In cynomolgus monkeys, suppression of the humoral immune response to keyhole limpet hemocyanin (KLH) antigen was observed in infant monkeys at 4 to 6 months of age when alirocumab was dosed during organogenesis to parturition at 15 mg/kg/week and 75 mg/kg/week by the subcutaneous route, corresponding to 13-fold and 81-fold the human exposure at the maximum recommended human dose of 150 mg every two weeks, based on serum AUC. The lowest dose tested in the monkey resulted in humoral immune suppression; therefore, it is unknown if this effect would be observed at clinical exposure. No study designed to challenge the immune system of infant monkeys was conducted. No additional embryo-fetal, prenatal or postnatal effects were observed in infant monkeys, and no maternal effects were observed, when alirocumab was dosed at up to 75 mg/kg/week by the subcutaneous route, corresponding to maternal exposure of 81-fold the exposure at the maximum recommended human dose of 150 mg every two weeks, based on serum AUC.
Lactation
Risk Summary
There is no information regarding the presence of alirocumab in human milk, the effects on the breastfed infant, or the effects on milk production. The development and health benefits of breastfeeding should be considered along with the mother's clinical need for PRALUENT and any potential adverse effects on the breastfed infant from PRALUENT or from the underlying maternal condition. Human IgG is present in human milk, but published data suggest that breast milk IgG antibodies do not enter the neonatal and infant circulation in substantial amounts.
Pediatric Use
The safety and effectiveness of PRALUENT as an adjunct to diet and other LDL-C-lowering therapies for the treatment of HeFH have been established in pediatric patients aged 8 years and older. Use of PRALUENT for this indication is based on data from a 24-week, randomized, placebo-controlled, double-blind trial in pediatric patients with HeFH. In the trial, 101 patients received PRALUENT and 52 patients received placebo; 26 patients (17%) were 8 to 9 years of age. This indication is supported by evidence from controlled trials in adults [see Adverse Reactions (6.1) and Clinical Studies (14.3)].

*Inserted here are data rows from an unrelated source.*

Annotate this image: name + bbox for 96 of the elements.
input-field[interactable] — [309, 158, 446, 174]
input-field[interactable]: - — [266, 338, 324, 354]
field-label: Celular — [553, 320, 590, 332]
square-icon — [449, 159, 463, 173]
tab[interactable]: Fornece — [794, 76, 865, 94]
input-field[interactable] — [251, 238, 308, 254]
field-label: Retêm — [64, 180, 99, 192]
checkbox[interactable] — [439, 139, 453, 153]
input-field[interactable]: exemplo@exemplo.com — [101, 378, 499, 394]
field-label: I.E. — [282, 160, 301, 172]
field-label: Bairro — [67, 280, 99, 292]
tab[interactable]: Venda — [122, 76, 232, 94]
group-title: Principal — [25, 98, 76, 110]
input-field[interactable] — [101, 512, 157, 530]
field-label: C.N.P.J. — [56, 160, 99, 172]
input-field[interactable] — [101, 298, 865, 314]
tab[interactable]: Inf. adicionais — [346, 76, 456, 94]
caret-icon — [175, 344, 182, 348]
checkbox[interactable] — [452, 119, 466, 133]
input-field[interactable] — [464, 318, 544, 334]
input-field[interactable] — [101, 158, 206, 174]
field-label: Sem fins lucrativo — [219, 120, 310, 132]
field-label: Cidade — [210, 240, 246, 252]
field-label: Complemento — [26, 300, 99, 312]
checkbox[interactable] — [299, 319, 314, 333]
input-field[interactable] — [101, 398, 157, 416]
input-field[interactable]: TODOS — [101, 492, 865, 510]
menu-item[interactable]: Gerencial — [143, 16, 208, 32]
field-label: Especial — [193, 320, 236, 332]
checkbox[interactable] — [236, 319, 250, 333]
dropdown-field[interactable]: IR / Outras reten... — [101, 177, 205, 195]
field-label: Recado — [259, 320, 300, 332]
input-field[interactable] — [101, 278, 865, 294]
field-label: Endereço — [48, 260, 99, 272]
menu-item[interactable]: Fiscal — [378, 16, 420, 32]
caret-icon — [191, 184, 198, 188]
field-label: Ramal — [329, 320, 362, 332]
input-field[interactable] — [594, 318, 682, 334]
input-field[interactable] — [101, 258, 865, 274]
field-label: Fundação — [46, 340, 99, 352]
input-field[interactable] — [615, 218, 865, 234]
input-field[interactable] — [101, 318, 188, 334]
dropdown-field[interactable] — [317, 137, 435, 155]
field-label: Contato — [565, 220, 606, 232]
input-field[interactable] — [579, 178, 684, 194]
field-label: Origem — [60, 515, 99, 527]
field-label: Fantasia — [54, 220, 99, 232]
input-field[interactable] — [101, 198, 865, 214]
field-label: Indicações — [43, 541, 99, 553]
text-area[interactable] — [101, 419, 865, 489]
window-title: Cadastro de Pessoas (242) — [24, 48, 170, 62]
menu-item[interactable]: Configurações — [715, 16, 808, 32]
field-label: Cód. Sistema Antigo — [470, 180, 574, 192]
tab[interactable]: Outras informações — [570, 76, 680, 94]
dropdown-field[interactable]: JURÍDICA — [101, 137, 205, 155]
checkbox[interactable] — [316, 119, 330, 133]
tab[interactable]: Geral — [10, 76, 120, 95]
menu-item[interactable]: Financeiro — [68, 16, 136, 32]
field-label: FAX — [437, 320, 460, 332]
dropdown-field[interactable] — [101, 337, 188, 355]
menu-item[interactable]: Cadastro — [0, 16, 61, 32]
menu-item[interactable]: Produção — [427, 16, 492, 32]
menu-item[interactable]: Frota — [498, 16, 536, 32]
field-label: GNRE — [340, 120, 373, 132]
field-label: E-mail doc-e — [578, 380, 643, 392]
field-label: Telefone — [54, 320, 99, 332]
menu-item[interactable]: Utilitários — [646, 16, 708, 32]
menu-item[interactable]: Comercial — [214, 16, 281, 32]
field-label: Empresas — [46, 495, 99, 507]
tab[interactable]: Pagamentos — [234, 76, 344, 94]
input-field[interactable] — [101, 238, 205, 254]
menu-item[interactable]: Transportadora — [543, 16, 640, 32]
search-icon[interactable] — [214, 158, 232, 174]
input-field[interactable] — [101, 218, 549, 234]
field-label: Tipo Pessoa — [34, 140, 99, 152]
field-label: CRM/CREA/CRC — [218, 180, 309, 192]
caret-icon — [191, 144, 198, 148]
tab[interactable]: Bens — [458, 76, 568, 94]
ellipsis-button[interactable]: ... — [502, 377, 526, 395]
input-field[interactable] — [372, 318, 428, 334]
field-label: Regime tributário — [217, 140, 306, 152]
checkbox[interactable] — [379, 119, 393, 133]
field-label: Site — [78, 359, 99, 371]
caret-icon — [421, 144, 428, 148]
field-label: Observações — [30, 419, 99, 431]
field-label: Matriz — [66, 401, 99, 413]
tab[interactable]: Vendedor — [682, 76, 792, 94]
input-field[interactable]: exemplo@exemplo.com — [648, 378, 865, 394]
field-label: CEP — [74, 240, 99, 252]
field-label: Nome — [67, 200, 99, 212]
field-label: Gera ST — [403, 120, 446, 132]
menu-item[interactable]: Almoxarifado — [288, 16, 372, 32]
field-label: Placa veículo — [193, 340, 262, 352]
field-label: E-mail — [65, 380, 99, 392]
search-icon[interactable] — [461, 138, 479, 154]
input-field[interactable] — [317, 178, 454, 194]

The safety and effectiveness of PRALUENT have not been established in pediatric patients with HeFH who are younger than 8 years of age or in pediatric patients with other types of hyperlipidemia.
Geriatric Use
In controlled trials, 3663 patients treated with PRALUENT were ≥65 years of age and 734 patients treated with PRALUENT were ≥75 years of age. No overall differences in safety or effectiveness were observed between these patients and younger patients, and other reported clinical experience has not identified differences in responses between the elderly and younger patients, but greater sensitivity of some older individuals cannot be ruled out.
Renal Impairment
No dose adjustment is needed for patients with mild or moderately impaired renal function. No data are available in patients with severe renal impairment [see Clinical Pharmacology (12.3)].
Hepatic Impairment
No dose adjustment is needed for patients with mild or moderate hepatic impairment. No data are available in patients with severe hepatic impairment [see Clinical Pharmacology (12.3)].
PRALUENT is contraindicated in patients with a history of a serious hypersensitivity reaction to alirocumab or any of the excipients in PRALUENT. Hypersensitivity vasculitis, angioedema, and hypersensitivity reactions requiring hospitalization have occurred [see Warnings and Precautions (5.1)].
Hypersensitivity Reactions
Hypersensitivity reactions, including hypersensitivity vasculitis, angioedema, and other hypersensitivity reactions requiring hospitalization, have been reported with PRALUENT treatment. If signs or symptoms of serious hypersensitivity reactions occur, discontinue treatment with PRALUENT, treat according to the standard of care, and monitor until signs and symptoms resolve. PRALUENT is contraindicated in patients with a history of a serious hypersensitivity reaction to alirocumab or any excipient in PRALUENT [see Contraindications (4)].